The Broadcasting Services Act 1992 establishes a framework that combines direct regulation through standards and legislation with co-regulation through the development and registration of industry codes of practice. Before registering an industry code, the ACMA must be satisfied that the code provides appropriate community safeguards for the matters covered.
The ACMA established the Contemporary community safeguards inquiry to explore and establish the core principles that should guide the content of contemporary broadcasting codes of practice, noting that the converging media environment and technological changes have caused shifts in the way Australians utilise broadcasting services.
The inquiry aimed to ensure that contemporary codes of practice are fit for purpose in a converging media environment and represent the minimum level of regulatory intervention necessary while still providing appropriate community safeguards.
Scope of the inquiry
The inquiry set out to:
1. Examine the matters that should be appropriately addressed in program-related codes of practice developed by Australian broadcasters, having regard to:
- community experiences and expectations
- changes to broadcasting technologies and business models.
2. Where appropriate, consider any related issues that became apparent in the course of the inquiry.
The ACMA did not, as part of this inquiry, examine the Children’s Television Standards or the Australian Content Standard—save to the extent that these interact with codes of practice.
At the outset, the ACMA expected the inquiry might culminate in specific guidelines for future codes of practice reviews. However, the ACMA has decided to defer further work on the inquiry and instead publish the Consolidated report (Word and PDF).
The Consolidated report summarises the information gathered by the inquiry and provides a high-level overview of the relevant issues and emerging directions.
The report can usefully inform broader discussions about broadcasting regulation in Australia and upcoming code reviews.
As part of the evidence-base to inform the inquiry, the ACMA commissioned and conducted:
- community research exploring the broadcasting experiences and expectations of contemporary citizens
- economic research about the market for content in Australia and the identified costs of current code requirements by industry members.
The relevant research reports were published at the same time as the Consolidated report and are available here.
Other key inquiry documents
1. Speech by ACMA Deputy Chair Richard Bean to the Australian Broadcasting Summit, Sydney (27 February 2013).

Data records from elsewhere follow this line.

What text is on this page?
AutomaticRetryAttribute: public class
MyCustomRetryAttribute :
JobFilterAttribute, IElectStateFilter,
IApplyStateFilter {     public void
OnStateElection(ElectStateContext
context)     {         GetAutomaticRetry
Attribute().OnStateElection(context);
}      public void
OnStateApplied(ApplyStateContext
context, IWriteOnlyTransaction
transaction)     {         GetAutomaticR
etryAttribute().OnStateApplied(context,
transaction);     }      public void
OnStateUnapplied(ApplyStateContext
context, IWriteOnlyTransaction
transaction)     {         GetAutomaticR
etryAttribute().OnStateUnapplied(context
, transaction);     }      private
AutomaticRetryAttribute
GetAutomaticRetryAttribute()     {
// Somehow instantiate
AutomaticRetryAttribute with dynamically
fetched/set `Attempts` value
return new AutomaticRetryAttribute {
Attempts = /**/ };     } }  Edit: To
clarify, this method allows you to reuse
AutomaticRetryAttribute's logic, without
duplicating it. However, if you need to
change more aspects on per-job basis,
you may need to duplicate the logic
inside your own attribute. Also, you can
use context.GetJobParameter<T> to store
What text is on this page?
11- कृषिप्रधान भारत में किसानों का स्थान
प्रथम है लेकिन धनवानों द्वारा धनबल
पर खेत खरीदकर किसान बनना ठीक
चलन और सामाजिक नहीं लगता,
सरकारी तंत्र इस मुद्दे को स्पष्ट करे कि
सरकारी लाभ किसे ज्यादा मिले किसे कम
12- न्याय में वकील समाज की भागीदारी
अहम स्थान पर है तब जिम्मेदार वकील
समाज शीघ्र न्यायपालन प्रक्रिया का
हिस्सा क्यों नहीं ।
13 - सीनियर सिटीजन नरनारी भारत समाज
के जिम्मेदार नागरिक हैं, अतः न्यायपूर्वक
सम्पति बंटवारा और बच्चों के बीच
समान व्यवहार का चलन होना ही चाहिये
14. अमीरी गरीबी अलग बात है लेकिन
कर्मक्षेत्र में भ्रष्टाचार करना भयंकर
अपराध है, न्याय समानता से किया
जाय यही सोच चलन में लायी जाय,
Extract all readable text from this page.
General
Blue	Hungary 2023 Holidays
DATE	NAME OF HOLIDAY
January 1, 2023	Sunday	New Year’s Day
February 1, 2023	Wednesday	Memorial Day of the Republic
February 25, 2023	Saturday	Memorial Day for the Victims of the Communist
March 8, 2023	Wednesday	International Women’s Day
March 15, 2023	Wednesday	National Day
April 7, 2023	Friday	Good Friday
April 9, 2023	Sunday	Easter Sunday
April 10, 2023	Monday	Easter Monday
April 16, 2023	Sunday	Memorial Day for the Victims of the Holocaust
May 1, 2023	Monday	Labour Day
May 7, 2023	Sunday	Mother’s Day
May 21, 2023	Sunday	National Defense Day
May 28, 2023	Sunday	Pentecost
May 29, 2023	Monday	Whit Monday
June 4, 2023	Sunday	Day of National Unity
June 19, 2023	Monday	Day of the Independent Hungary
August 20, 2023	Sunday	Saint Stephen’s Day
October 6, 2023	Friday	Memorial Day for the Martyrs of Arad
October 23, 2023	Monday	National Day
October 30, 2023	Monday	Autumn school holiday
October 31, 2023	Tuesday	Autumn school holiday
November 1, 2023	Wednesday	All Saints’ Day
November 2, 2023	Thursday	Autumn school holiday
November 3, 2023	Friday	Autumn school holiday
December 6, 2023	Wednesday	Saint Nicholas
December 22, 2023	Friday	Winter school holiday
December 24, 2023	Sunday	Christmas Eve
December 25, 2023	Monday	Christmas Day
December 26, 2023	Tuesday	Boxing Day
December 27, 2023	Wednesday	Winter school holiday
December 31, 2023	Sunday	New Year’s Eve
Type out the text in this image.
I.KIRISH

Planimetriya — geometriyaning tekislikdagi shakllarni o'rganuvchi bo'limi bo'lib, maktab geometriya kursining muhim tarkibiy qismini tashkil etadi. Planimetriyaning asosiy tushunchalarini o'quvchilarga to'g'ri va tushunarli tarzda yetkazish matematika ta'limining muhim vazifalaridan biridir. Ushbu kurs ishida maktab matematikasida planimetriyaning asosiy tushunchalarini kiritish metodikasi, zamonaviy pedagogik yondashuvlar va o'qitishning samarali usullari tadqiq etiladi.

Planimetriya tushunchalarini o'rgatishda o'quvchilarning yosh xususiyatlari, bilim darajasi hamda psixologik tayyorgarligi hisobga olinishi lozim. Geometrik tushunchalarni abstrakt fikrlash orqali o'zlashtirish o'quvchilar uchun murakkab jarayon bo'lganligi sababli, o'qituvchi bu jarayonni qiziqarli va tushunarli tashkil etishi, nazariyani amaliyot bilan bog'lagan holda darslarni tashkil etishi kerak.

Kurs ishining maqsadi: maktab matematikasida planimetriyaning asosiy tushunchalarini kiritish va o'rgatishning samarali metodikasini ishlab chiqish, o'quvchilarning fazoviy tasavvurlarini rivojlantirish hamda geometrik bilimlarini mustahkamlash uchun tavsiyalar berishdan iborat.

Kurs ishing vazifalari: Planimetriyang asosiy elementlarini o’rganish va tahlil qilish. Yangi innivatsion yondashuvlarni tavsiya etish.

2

2. Issues paper (Word and PDF) released by the ACMA for comment on 3 June 2013 identified areas for input and discussion. The consultation period on the issues paper closed on 15 July 2013. The ACMA received 40 written submissions to this paper as well as a number of ad-hoc submissions and comments.
3. Citizens conversations records of proceedings. During the consultation period on the issues paper, the ACMA convened a series of Citizens Conversations to seek input from the community and industry. These conversations covered the topics of:
- balance and fairness
- classification and decency
4. Research reports informing the Contemporary community safeguards inquiry released by the ACMA on 5 March 2014.
5. Speech by ACMA Deputy Chair Richard Bean to the Australian Broadcasting Digital Media Summit (formerly the Australian Broadcasting Summit) (25 February 2014).
The ACMA is a government agency that aims to make communications and media work in Australia’s public interest. Key to our role is promoting the availability of diverse, high-quality and innovative programming by providers of broadcasting services. Equally important is fostering an environment in which broadcasters respect community standards and provide program material that reflects those standards.
Over recent years, the ACMA has developed its thinking about the challenges of regulating in a converged and increasingly complex world. The ACMA’s influential discussion papers Broken concepts—The Australian communications legislative landscape, and its companion piece, Enduring concepts—Communications and media in Australia, were valuable inputs into the inquiry, as was the ACMA’s research paper Connected citizens – Regulatory strategies for a networked society and information economy.